The association of birth month with later MS has been observed in many populations, although the phenomenon remains unexplained.
“We hypothesized that birth month influences T-cell production and may impair T-cell central tolerance and/or T-regulatory/T-effector cell balance, predisposing to MS,” the researchers wrote. To test this hypothesis, they examined cord blood from 100 healthy infants, half born in May and the other half in November.
Not only were the numbers of T-cells higher and the vitamin D levels lower in the May cohort, but an inverse correlation also was found between cord blood 25-hydroxyvitamin D and autoreactive CD4+ cells (ρ=−0.37, P=0.009) and CD8+ cells (ρ=−0.04, P=0.004).
These findings, in conjunction with recent observations that genes associated with MS have been found activated in cord blood, support the hypothesis that autoimmune conditions may represent a complex interplay of genetic and environmental factors, according to the researchers.
The results also support a role for vitamin D. “Notably, genetic regions associated with immune mediated diseases, including MS, are significantly enriched for vitamin D-receptor binding sites, and vitamin D is able to regulate the expression of hundreds of genes, many of which play roles in T-cell and B-cell development,” Ramagopalan and colleagues observed.
Previous animal studies have demonstrated that prenatal deficiencies of the vitamin can have negative effects on the development of the immune system, and these findings “represent the first direct evidence suggesting that the same happens in the developing human immune system,” they stated.

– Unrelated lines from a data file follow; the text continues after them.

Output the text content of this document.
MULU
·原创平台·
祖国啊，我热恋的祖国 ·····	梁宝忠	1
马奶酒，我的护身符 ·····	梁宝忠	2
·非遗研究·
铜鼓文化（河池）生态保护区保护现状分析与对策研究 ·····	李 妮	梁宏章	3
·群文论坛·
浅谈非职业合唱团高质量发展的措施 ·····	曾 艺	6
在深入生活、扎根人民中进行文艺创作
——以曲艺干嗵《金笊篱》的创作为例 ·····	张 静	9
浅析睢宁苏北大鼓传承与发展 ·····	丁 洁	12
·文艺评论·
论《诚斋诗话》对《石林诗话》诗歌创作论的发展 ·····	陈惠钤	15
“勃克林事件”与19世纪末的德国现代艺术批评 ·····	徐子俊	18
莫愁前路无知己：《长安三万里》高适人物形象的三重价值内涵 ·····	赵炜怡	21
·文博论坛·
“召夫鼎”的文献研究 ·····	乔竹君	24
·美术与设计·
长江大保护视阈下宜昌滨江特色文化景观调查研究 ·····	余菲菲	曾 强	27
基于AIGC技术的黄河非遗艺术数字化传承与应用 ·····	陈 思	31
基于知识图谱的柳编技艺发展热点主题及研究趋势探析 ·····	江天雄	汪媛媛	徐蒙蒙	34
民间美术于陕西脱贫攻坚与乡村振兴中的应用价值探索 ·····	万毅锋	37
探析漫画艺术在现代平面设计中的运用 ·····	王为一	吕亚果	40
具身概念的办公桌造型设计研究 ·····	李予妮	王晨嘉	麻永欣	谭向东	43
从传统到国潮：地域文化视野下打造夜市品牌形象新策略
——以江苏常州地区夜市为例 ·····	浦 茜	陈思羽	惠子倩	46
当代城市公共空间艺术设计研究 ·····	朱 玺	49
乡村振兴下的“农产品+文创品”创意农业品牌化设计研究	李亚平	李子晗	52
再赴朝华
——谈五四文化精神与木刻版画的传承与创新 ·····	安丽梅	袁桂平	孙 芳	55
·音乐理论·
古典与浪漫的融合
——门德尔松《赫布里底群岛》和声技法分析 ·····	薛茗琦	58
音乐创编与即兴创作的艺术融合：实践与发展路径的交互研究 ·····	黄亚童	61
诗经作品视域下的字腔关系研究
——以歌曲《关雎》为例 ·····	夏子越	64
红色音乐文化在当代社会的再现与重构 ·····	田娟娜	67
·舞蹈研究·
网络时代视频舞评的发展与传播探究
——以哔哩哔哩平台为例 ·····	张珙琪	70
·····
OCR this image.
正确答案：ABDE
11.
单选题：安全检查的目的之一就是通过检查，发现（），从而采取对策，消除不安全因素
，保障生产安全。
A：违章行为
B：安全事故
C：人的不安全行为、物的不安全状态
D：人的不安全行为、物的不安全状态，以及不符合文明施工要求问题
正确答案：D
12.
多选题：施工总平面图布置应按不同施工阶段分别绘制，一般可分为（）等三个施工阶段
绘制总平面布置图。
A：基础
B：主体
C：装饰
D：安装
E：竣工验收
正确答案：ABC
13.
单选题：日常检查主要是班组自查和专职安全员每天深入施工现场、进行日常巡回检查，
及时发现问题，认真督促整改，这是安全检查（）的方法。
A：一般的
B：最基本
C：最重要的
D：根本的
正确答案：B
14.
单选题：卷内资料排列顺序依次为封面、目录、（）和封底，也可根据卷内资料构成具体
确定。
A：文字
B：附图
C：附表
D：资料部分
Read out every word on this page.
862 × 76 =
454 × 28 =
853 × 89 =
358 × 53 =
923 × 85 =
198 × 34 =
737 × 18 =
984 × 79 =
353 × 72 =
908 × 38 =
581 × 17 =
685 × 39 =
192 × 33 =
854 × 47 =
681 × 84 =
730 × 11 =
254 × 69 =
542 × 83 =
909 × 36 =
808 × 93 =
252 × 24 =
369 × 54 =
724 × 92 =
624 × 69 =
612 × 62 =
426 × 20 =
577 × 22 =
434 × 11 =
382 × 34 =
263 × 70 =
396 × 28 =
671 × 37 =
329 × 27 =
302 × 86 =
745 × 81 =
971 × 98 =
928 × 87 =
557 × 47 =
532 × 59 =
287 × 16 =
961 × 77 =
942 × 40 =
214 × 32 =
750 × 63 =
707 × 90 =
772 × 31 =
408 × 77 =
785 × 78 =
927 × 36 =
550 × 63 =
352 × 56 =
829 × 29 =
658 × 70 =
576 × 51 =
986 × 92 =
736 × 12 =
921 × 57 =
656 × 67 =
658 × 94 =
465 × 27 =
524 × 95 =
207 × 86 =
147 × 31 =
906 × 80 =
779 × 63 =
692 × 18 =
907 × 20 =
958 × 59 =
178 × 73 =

They called for prospective studies of maternal supplementation of vitamin D during pregnancy to determine possible effects on later risk for autoimmunity.
This research was funded by the Medical Research Council and the Fondazione Italiana Sclerosi Multipla.
The authors disclosed financial relationships with multiple companies, including Bayer Schering Pharma, sanofi-aventis, Eli Lilly, Biogen Idec, Pfizer, Novartis, and Teva Pharmaceuticals.
Source reference: Disanto G, et al
Month of Birth and Thymic Output
JAMA Neurology 2013 (Apr 1); 70 (4): 527-8 ~ FULL TEXT
Note that this cross-sectional study demonstrated an association between birth month and measures of T-cell output in neonates. Be aware that since the children were not followed for development of MS, a link between T-cell output and MS remains speculative.